💰 Token Savings
claude-atelier is designed from the ground up to cut Claude API costs. Here are the concrete numbers.
Summary
Up to 90% cost reduction compared to an unstructured Claude Code setup.
| Technique | Savings | Mechanism |
|---|---|---|
| Model routing (Haiku/Sonnet vs always-Opus) | ~80% | routing-check.sh auto-routes by task type |
/compact context compression | 60–80% per session | Built-in hook, triggered after explore + feature |
| Conditional stack loading | ~30% | §10 loads only the relevant stack docs |
| QMD-first (search before Read) | ~20% | mcp__qmd__query replaces Read on .md files |
maxBudgetUsd hard cap | 100% runaway prevention | Session killed if budget exceeded |
Model Routing
The biggest lever. Claude Opus costs ~15× more than Haiku per token.

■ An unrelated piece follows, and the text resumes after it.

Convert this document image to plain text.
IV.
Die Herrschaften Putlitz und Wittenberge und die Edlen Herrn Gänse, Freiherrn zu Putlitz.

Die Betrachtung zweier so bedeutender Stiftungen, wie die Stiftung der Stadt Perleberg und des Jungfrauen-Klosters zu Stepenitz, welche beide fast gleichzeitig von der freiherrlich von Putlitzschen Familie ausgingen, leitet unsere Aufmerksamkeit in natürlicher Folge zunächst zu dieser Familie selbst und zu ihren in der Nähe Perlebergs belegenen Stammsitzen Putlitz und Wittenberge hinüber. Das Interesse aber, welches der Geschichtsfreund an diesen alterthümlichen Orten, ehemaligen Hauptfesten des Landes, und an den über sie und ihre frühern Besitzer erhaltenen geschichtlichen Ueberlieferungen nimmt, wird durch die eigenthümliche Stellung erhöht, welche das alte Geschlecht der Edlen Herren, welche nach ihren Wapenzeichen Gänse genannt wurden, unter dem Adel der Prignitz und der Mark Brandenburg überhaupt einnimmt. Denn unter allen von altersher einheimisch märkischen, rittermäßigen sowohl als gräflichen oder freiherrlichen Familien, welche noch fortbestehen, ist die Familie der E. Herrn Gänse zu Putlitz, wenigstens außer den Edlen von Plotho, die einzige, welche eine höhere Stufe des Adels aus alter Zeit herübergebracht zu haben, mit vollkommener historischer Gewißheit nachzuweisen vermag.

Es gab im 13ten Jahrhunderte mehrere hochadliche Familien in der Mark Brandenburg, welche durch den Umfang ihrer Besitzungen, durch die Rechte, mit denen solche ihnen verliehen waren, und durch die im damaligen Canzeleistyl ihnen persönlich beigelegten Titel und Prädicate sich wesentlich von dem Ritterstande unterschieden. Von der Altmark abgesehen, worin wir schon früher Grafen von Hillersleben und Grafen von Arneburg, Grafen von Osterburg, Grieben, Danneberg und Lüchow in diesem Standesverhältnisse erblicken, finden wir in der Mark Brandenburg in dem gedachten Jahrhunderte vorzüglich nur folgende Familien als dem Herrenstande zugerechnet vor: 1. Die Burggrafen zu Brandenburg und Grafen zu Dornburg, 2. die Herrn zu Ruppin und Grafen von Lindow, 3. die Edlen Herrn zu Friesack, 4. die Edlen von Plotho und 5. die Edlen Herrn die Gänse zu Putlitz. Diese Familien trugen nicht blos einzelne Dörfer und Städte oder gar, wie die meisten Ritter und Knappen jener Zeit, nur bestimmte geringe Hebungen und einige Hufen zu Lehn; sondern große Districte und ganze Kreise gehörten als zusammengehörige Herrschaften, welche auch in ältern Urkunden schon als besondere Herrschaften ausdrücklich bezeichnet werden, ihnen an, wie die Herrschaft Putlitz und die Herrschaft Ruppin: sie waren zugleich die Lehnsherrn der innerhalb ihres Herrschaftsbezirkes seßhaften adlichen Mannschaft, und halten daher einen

Haiku → exploration, search, lint, quick lookups
Sonnet → standard dev, bug fixes, features
Opus → architecture, migrations, complex decisions
routing-check.sh injects the current model into every message. CLAUDE.md §15 enforces routing rules. Result: ~80% cost reduction on a typical session vs always-Opus.
# What gets routed to Haiku (cheapest)
- Codebase exploration
- File search / grep
- Running tests
- Commit messages
# What stays on Sonnet (standard)
- Feature implementation
- Bug fixes
- Code review
# What escalates to Opus (most expensive)
- Architecture decisions
- Database schema design
- Multi-file migrations
/compact — Context Compression
Context window fills up fast. Each message on a 200k-token context costs proportionally more.
/compact compresses prior conversation by 60–80% while preserving semantic continuity.
When to run:
- After an explore phase
- After each completed feature
- Before switching tasks
- When the session hook warns about context size
The session hook (routing-check.sh) automatically alerts at 2MB+ context.
Conditional Stack Loading
CLAUDE.md §10 loads stack-specific standards only when relevant (defined in §0).
Full load (all stacks): ~8,000 tokens on every message
Conditional load: ~1,500 tokens — only the active stack
~30% reduction on sessions involving multiple stack references.
QMD-First Search
Instead of Read (loads full file into context), mcp__qmd__query returns only the relevant snippets.
Read on a 500-line .md file: ~2,000 tokens
QMD query (same file): ~200 tokens
~20% reduction on sessions with heavy documentation lookup.
maxBudgetUsd Hard Cap
Set in .claude/settings.json:
{
"maxBudgetUsd": 5.00
}
Prevents runaway autonomous sessions from burning unlimited budget. Essential for night mode and long-running loops.
Combined Effect
On a typical 2-hour dev session:
| Setup | Estimated cost |
|---|---|
| Claude Code, no framework, always-Opus | ~$8–12 |
| claude-atelier with routing + compact + QMD | ~$0.80–1.50 |
| Reduction | ~85–90% |
Quick Setup
npx claude-atelier init
All savings mechanisms are enabled by default after init.